Other key improvements include giving foreign spouses married to Malaysian citizens the option of staying in the country under the programme. Approved participants will be granted a 10-year social visit pass.

Malaysia appears to be making it easier for skilled and wealthy foreign nationals to obtain permanent residency because of the economic slump and competition from other markets.

The government anticipates foreign direct investments could plunge by half this year and the property sector, like most, has weakened as investors cash out or wait on the sidelines for the recovery.
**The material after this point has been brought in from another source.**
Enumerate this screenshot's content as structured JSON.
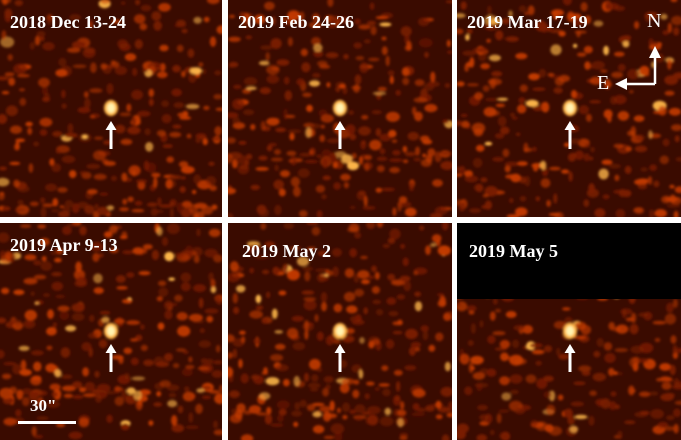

Unlike more vibrant markets in the region, Kuala Lumpur also lacks a big pool of expatriates to occupy the many apartments coming up in the city.

To address some of these issues and accelerate the change to a knowledge economy, the government recently announced it would offer permanent resident status to high net worth individuals who bring more than US$2 million (RM7.2 million) into the country for investments or savings. The same consideration would be made for highly skilled foreign professionals.

The financial requirements for MM2H applicants are lower. Those below 50 years old are required to show proof of liquid assets worth at least RM500,000 while those older than 50 must have a minimum RM350,000.

In the main, the MM2H has attracted retirees, many drawn by the lower cost of living, food and English-speaking population.

Given the growing retiree population in Japan, Korea , Taiwan, US, Europe and China, Azalina said the programme would be intensified in some of these source countries.

A total of 12,566 foreign applicants have been given the nod as of end of last year. China topped the list with 2,231 participants followed by Bangladesh, the UK, Japan and Singapore.

Sarawak has its own programme, and perhaps, the same, if not better, terms could be offered to get senior citizens from many countries to apply for long stay initiatives and bring in money to spend on such things as homes and cars and even starting businesses either to be run on their own or with local partners.

Hopefully, steps will be taken to modify the state’s own MM2H programme or make changes where necessary to generate more economic spin-offs.